News
🤖 AI Tutorials Add a Custom MCP Server to Claude Code

Add a Custom MCP Server to Claude Code

Expose your own tools, APIs, or data sources to Claude Code by running a local MCP server it can call.

An MCP (Model Context Protocol) server is a small program that exposes tools or data to an LLM client like Claude Code. Once it is registered, Claude Code can call the server's tools the same way it calls built-in tools like Read or Bash.
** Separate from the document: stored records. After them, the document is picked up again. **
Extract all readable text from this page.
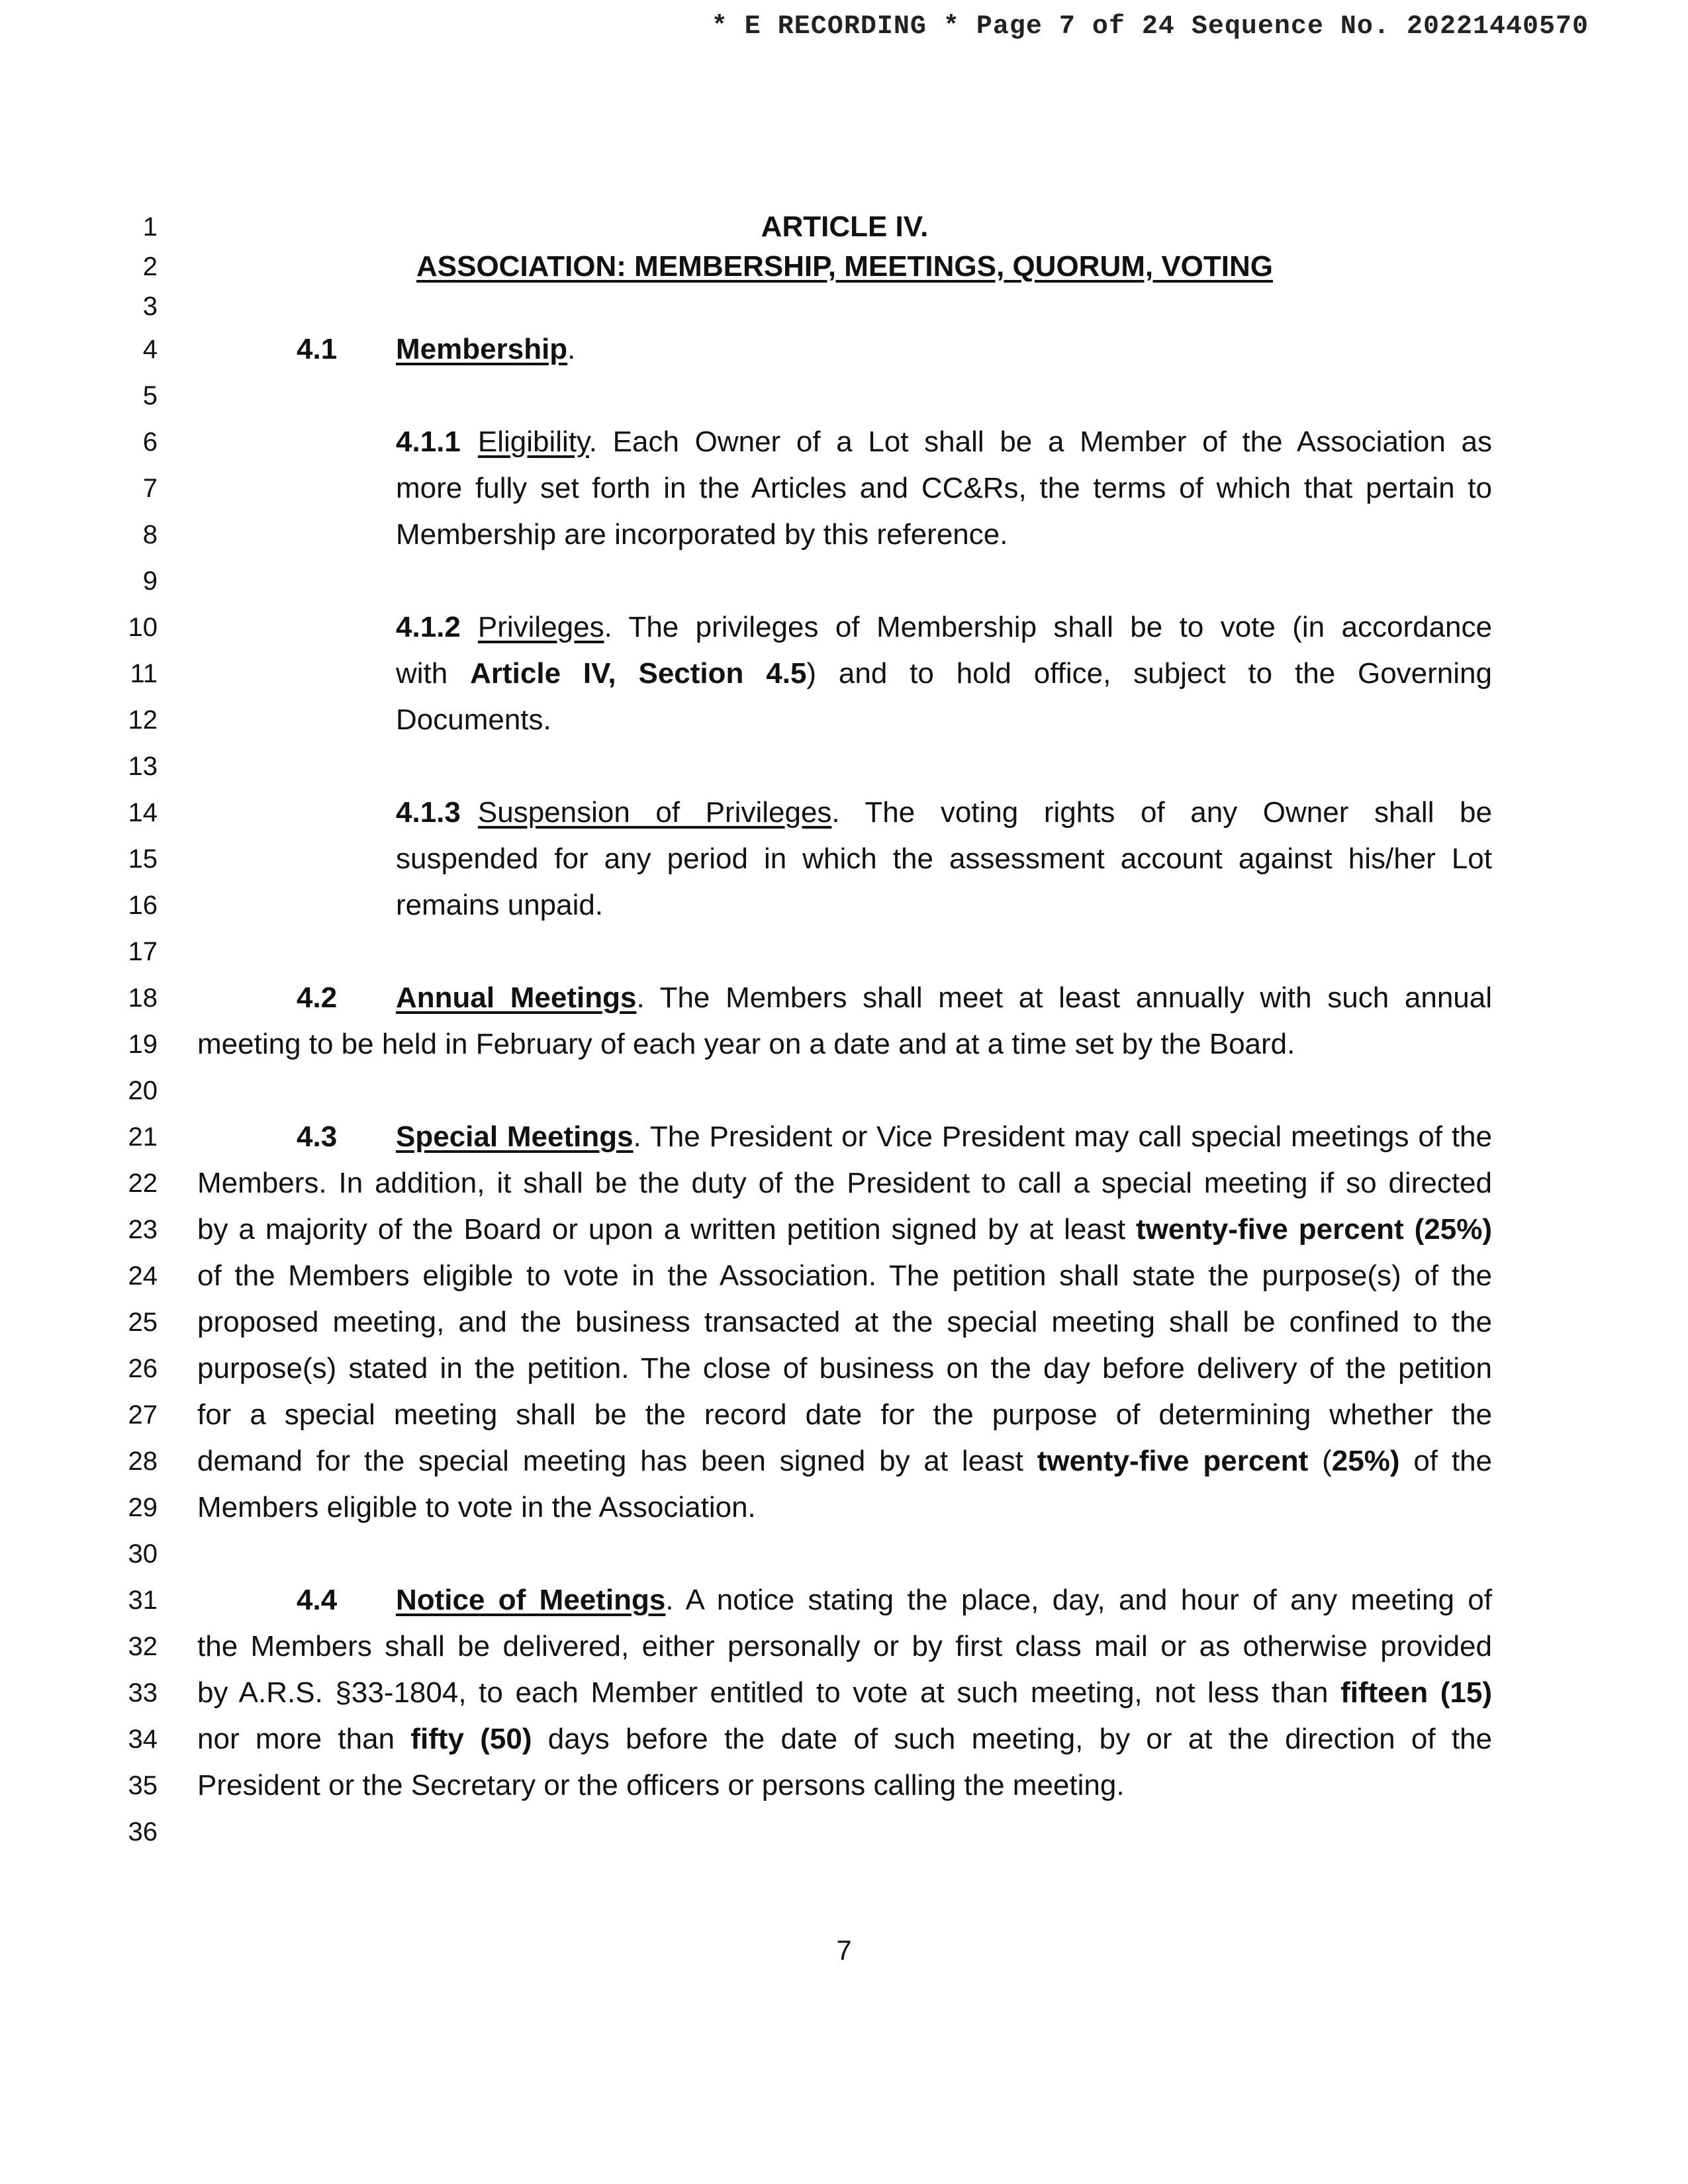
* E RECORDING * Page 7 of 24 Sequence No. 20221440570
1
2
3
4
5
6
7
8
9
10
11
12
13
14
15
16
17
18
19
20
21
22
23
24
25
26
27
28
29
30
31
32
33
34
35
36
ARTICLE IV.
ASSOCIATION: MEMBERSHIP, MEETINGS, QUORUM, VOTING
4.1 Membership.
4.1.1 Eligibility. Each Owner of a Lot shall be a Member of the Association as
more fully set forth in the Articles and CC&Rs, the terms of which that pertain to
Membership are incorporated by this reference.
4.1.2 Privileges. The privileges of Membership shall be to vote (in accordance
with Article IV, Section 4.5) and to hold office, subject to the Governing
Documents.
4.1.3 Suspension of Privileges. The voting rights of any Owner shall be
suspended for any period in which the assessment account against his/her Lot
remains unpaid.
4.2 Annual Meetings. The Members shall meet at least annually with such annual
meeting to be held in February of each year on a date and at a time set by the Board.
4.3 Special Meetings. The President or Vice President may call special meetings of the
Members. In addition, it shall be the duty of the President to call a special meeting if so directed
by a majority of the Board or upon a written petition signed by at least twenty-five percent (25%)
of the Members eligible to vote in the Association. The petition shall state the purpose(s) of the
proposed meeting, and the business transacted at the special meeting shall be confined to the
purpose(s) stated in the petition. The close of business on the day before delivery of the petition
for a special meeting shall be the record date for the purpose of determining whether the
demand for the special meeting has been signed by at least twenty-five percent (25%) of the
Members eligible to vote in the Association.
4.4 Notice of Meetings. A notice stating the place, day, and hour of any meeting of
the Members shall be delivered, either personally or by first class mail or as otherwise provided
by A.R.S. §33-1804, to each Member entitled to vote at such meeting, not less than fifteen (15)
nor more than fifty (50) days before the date of such meeting, by or at the direction of the
President or the Secretary or the officers or persons calling the meeting.
7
This tutorial walks through registering a server, then building a very small one yourself so you understand what is actually happening.

What you need

  • Claude Code installed and authenticated
  • Node.js 20+ or Python 3.11+ (we'll use Node in the example)
  • A terminal

Part 1 — Register an existing MCP server

Before writing your own, get a known-good one running. Claude Code ships with the filesystem MCP server as a reference implementation. Register it against a directory you want to expose:

claude mcp add filesystem -- npx -y @modelcontextprotocol/server-filesystem /tmp/playground

Breaking that down:

  • filesystem — the name you'll see inside Claude Code
  • Everything after -- is the command Claude Code will spawn to start the server
  • /tmp/playground is the only directory the server will let tools touch

Confirm it registered:

claude mcp list

Start a Claude Code session in any directory. The new tools (mcp__filesystem__read_file, mcp__filesystem__list_directory, etc.) will appear in the tool list. Ask Claude Code to list files in /tmp/playground — it should reach for the MCP tool instead of shelling out.
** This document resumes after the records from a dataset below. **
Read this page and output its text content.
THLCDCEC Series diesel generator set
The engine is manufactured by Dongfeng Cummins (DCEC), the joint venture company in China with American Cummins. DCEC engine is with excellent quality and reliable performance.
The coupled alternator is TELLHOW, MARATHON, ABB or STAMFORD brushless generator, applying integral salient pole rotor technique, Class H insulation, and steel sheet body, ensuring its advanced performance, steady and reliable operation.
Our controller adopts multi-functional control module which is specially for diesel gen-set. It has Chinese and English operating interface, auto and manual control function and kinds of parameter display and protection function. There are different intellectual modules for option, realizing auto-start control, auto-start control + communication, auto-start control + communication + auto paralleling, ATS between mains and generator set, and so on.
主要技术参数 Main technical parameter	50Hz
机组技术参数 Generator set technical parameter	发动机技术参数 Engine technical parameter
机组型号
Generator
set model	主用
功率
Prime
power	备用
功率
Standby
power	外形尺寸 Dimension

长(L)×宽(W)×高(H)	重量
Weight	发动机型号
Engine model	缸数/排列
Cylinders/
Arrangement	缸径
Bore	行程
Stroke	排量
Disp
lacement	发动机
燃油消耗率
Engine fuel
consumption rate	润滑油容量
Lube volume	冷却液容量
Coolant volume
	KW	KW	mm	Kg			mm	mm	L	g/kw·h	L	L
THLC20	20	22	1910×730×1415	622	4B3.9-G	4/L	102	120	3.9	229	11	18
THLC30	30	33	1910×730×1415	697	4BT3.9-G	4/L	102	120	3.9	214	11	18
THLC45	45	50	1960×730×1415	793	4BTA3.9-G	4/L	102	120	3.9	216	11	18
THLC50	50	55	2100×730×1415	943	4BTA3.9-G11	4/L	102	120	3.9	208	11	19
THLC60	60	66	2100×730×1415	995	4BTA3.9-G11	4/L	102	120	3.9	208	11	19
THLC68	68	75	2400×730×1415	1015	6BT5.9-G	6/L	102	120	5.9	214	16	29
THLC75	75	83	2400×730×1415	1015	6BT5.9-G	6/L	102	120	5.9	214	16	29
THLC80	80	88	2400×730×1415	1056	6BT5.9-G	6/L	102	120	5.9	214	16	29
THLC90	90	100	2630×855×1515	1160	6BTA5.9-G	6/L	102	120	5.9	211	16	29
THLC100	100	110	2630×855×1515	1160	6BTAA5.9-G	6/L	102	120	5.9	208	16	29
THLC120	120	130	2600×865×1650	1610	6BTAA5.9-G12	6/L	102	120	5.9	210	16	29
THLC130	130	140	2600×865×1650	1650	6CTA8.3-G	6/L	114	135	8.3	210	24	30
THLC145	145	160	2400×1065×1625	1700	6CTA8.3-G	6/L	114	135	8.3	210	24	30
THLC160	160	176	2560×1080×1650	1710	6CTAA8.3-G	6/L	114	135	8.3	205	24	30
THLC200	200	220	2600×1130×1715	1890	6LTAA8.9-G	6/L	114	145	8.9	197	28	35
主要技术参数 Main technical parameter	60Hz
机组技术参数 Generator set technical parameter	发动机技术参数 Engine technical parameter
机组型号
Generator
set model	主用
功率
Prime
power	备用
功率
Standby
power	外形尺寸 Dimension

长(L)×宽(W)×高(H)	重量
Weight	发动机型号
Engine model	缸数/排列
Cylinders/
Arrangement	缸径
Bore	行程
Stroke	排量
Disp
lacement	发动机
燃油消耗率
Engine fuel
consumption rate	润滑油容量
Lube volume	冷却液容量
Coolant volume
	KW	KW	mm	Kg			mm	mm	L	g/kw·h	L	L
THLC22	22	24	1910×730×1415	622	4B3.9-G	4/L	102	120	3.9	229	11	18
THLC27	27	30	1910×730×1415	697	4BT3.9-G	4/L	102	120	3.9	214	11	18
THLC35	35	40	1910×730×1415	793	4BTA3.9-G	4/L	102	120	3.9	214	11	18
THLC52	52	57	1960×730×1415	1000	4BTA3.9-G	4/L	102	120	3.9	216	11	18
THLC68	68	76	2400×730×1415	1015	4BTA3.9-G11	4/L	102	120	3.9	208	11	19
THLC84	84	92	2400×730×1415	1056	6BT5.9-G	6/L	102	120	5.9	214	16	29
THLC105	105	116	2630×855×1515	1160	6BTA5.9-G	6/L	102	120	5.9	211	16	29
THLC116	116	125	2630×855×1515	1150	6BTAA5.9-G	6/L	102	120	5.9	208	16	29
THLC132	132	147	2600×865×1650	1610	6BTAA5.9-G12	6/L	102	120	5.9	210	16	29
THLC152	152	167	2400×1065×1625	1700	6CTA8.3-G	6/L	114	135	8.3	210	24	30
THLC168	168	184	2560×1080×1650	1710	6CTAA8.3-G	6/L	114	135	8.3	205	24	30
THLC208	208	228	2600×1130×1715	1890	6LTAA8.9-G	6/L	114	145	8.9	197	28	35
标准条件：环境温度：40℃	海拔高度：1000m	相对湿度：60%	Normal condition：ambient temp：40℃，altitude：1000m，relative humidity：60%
If you want to remove it later:

claude mcp remove filesystem

Part 2 — Write your own MCP server

Now the interesting part. Say you want Claude Code to be able to check the status of your internal deploy system, which lives behind an API at https://deploy.internal/status.

Create a new directory and initialize it:

mkdir deploy-mcp && cd deploy-mcp
npm init -y
npm install @modelcontextprotocol/sdk

Create server.js:

import { Server } from '@modelcontextprotocol/sdk/server/index.js';
import { StdioServerTransport } from '@modelcontextprotocol/sdk/server/stdio.js';
import {
  CallToolRequestSchema,
  ListToolsRequestSchema,
} from '@modelcontextprotocol/sdk/types.js';

const server = new Server(
  { name: 'deploy-status', version: '0.1.0' },
  { capabilities: { tools: {} } }
);

server.setRequestHandler(ListToolsRequestSchema, async () => ({
  tools: [
    {
      name: 'check_deploy',
      description: 'Check the current deploy status of a service.',
      inputSchema: {
        type: 'object',
        properties: {
          service: { type: 'string', description: 'Service name' },
        },
        required: ['service'],
      },
    },
  ],
}));

server.setRequestHandler(CallToolRequestSchema, async (req) => {
  if (req.params.name !== 'check_deploy') {
    throw new Error(`Unknown tool: ${req.params.name}`);
  }

  const { service } = req.params.arguments;
  const res = await fetch(`https://deploy.internal/status?service=${service}`);
  const data = await res.json();

  return {
    content: [{ type: 'text', text: JSON.stringify(data, null, 2) }],
  };
});

const transport = new StdioServerTransport();
await server.connect(transport);

Add "type": "module" to package.json if it is not already there.


Part 3 — Register your server

claude mcp add deploy -- node /absolute/path/to/deploy-mcp/server.js

Use the absolute path. Claude Code does not spawn the server from your project directory, so a relative path will break on the next session.

Open a Claude Code session and ask something like "check the deploy status for the api service". Claude Code should pick up the mcp__deploy__check_deploy tool and call it with service: "api".


Common issues

The tool does not show up. Check claude mcp list to confirm registration, then look at the server's stderr — Claude Code logs MCP server output to ~/.claude/logs/ on most systems. A crash at startup will be there.

Claude Code calls the tool but the response is empty. Your CallToolRequestSchema handler must return { content: [...] }. Returning just the raw data silently produces an empty tool result.

Tool works once, then stops. The server process may be crashing between calls. Stdio-based MCP servers are long-lived — they need to keep running across multiple requests in the same session. Catch errors inside your handler and return them as text, do not throw.

Permissions keep prompting. Add the tool to your allowlist in ~/.claude/settings.json:

{
  "permissions": {
    "allow": ["mcp__deploy__check_deploy"]
  }
}

When to use MCP vs. a shell script

MCP is not a replacement for Bash. If Claude Code can call curl once and move on, it is almost never worth the ceremony of a custom server. MCP pays off when:

  • The tool needs structured input/output that a CLI would turn into brittle string parsing
  • You want to expose the same tool across Claude Code, Claude Desktop, and other MCP clients
  • The underlying call needs auth, rate limiting, or caching that you do not want the model reasoning about

For one-off internal glue, a shell script is lighter. For something your whole team will use across surfaces, MCP is the right shape.